Uruguayan footballer (born 1988)

Enzo Daniel Ruiz Eizaga (born 31 August 1988) is an Uruguayan naturalized Chilean former footballer who played as a defender.

==Club career==
Ruiz started his career playing with the Uruguayan giant C.A. Peñarol. He made his first team debut in the hands of Gregorio Pérez.

He was signed by the Swiss giant club Grasshopper in February 2009.

In July 2011, he signed a three-year contract with the Swiss Challenge League side AC Bellinzona.

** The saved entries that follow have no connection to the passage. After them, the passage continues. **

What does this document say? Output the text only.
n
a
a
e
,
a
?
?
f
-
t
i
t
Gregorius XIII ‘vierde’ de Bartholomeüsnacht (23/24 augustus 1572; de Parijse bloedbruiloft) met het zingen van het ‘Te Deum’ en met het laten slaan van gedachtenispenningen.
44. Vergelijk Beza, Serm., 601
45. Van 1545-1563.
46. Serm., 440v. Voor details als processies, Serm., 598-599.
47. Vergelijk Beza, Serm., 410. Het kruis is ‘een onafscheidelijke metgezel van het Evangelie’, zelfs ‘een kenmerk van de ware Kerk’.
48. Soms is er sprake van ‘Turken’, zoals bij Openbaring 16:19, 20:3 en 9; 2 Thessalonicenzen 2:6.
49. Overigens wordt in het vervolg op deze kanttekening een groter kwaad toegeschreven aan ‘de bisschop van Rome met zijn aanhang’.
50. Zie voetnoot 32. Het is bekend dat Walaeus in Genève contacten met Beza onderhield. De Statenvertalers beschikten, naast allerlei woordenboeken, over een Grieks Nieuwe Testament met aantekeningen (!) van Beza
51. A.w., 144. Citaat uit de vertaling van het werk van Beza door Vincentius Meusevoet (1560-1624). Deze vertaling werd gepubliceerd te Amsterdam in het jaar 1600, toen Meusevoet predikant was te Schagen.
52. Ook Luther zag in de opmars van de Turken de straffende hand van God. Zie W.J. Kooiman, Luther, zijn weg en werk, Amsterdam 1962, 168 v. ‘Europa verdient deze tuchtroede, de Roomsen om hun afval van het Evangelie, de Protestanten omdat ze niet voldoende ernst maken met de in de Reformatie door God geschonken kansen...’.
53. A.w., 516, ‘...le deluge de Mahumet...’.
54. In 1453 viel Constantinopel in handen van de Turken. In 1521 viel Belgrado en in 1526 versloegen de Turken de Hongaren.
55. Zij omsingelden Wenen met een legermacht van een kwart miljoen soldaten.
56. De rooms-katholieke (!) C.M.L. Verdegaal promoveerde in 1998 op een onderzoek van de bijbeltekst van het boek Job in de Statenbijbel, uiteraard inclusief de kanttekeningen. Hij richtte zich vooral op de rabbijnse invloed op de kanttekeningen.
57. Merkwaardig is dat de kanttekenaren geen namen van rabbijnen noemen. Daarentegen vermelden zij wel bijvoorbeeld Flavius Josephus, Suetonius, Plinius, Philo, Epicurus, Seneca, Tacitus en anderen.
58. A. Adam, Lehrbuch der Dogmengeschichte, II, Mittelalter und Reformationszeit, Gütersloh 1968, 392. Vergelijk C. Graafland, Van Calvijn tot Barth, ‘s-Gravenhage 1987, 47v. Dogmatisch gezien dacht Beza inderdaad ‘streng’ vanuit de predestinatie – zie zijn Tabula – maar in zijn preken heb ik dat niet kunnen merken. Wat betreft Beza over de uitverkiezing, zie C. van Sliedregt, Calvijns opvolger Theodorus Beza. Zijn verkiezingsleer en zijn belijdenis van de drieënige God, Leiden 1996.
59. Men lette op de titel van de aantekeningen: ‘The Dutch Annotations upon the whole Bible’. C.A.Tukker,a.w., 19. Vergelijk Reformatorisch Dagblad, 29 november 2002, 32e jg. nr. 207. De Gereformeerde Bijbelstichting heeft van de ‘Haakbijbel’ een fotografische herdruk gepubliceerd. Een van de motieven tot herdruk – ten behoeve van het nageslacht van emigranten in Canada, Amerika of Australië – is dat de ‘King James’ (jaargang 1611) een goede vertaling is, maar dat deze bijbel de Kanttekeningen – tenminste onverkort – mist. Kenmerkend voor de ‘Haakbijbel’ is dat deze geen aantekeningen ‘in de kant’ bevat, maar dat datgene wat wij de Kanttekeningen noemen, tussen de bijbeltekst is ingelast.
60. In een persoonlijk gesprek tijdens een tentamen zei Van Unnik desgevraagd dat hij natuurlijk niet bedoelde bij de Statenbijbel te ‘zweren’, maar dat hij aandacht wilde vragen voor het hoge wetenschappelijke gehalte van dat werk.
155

In June 2012, it was announced that he was sent off on loan for one season to Swiss Super League side FC Luzern.

In August 2013, he returned to his country to play for Racing Club de Montevideo.

On 2021 season, he joined the club recently promoted to Primera B, Lautaro de Buin.

He retired at the end of the 2022 season as a player of Deportes Melipilla.

==International career==
Ruiz played for Uruguay U20 at 2007 FIFA U-20 World Cup in Canada.